Question

Geometry Problem

Answer 1

I just want to know, how will we prove it when AC = AD.

Answer 2

This was the solution for AC not = AD,


R=DA, r = CA, 2a = AB(where O is the center)
Join B and D ->Triangle BDA is right triangle
Join B and C ->Triangle BCA is right triangle

Draw a radius DF (DF is perenpedicular to MN)
Draw a radius CE (CE is perenpedicular to MN)
Draw an tangent to circle O threw A in that way that it cut DF at L and CE at M thus MEFL is rectangle.
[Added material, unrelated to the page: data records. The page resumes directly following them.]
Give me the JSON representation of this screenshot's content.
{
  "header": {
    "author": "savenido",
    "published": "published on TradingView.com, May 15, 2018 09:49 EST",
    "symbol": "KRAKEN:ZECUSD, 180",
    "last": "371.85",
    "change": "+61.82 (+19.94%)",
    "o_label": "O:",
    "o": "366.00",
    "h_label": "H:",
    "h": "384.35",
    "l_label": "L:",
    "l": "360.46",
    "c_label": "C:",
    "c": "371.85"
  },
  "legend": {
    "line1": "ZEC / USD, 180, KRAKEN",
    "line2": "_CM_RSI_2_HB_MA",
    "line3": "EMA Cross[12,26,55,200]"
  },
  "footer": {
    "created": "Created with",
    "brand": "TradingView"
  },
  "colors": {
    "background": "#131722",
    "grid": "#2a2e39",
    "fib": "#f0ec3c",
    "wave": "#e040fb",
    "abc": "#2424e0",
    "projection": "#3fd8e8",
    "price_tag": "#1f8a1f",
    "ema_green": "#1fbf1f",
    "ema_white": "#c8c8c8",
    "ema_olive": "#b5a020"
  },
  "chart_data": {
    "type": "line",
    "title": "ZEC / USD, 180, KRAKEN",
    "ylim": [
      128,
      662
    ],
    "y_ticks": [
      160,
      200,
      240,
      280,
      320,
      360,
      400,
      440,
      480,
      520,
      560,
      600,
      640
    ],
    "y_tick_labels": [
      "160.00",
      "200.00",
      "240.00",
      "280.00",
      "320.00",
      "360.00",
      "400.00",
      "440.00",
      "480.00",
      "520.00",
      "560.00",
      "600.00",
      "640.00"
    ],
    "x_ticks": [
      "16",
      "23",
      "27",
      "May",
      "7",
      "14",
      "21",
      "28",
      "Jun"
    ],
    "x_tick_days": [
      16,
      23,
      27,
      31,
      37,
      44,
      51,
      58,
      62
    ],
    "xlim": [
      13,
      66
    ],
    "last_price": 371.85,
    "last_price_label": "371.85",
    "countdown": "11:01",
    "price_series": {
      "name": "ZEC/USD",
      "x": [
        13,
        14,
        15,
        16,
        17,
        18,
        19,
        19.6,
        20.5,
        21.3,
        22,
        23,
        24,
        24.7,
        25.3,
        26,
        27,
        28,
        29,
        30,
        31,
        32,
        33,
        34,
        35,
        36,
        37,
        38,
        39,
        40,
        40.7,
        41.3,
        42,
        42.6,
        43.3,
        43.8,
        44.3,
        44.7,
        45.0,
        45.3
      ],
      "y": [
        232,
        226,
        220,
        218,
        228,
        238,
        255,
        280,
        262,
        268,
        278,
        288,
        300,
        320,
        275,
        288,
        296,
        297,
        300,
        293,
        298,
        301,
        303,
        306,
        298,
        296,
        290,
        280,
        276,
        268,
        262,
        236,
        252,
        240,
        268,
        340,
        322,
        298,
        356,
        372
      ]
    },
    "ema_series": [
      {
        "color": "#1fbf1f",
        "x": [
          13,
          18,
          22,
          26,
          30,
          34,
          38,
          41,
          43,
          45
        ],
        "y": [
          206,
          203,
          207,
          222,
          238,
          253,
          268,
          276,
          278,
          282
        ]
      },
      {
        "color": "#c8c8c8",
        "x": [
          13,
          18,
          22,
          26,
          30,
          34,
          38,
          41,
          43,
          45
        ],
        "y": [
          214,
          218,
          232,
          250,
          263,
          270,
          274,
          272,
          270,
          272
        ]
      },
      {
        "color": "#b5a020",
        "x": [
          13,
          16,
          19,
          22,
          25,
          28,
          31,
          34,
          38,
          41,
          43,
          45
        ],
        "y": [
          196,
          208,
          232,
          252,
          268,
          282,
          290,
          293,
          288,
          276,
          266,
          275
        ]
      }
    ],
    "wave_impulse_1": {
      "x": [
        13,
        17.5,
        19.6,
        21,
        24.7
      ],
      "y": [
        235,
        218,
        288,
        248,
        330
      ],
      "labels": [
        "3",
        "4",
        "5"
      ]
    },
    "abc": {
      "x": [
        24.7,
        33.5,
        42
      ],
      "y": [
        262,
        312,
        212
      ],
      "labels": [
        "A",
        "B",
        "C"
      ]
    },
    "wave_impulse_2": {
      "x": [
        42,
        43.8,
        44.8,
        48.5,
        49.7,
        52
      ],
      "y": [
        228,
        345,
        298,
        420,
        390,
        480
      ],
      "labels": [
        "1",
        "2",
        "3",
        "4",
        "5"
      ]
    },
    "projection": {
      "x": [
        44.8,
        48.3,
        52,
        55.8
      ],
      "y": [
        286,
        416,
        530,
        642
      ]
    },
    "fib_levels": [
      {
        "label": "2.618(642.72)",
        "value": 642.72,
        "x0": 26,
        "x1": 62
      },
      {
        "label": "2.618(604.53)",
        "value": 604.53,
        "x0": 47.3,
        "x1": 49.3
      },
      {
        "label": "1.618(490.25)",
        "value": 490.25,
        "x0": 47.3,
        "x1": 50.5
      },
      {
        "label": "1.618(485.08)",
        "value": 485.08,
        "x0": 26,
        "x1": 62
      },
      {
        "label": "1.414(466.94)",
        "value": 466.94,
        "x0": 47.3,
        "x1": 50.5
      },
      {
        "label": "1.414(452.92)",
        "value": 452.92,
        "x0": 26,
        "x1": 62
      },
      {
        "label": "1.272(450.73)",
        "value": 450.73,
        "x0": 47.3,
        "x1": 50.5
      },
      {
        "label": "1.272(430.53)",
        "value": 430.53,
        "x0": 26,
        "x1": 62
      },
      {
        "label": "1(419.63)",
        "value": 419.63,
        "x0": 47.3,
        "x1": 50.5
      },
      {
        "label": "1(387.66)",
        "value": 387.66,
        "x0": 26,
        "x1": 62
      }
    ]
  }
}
Triangle DAL is similiar to BDA and so MAC to BCA (because they has 90 angle of MEFL and becasue of the tangent : R/2a = DL/R (triangles DAL and BAD) - >DL = R^2/2a THUS LF = R - R^2/2a
AC/BA = MC/AC -> r/2a = MC/r (triangles CAM and BCA) - >MC = r^2/2a THUS ME = r - r^2/2a

Since MEFL is rectangle we get that ME = LF:
r - r^2/2a = R - R^2/2a
after short develop we get
2ar - r^2 = 2aR - R^2
R^2 - r^2 = (R - r)(R+r) = 2a(R - r)
thus 2a = R+r - > AB = DA + AC


But, if you look at the step,

R^2 - r^2 = (R - r)(R+r) = 2a(R - r)
thus 2a = R+r - > AB = DA + AC

If, R would have been equal to r, then the the required proof would have been wrong.

Answer 3

Thus, I am looking for some proof if AC = AD.

Is the required equation to prove even true for R = r ?

Answer 4

This seems easy! :P

@mathmale @iambatman @zzr0ck3r may help you!

Answer 5

Not one geometry class in my undergrad....sorry

Answer 6

No problem. @zzr0ck3r Though, thanks for looking through the problem.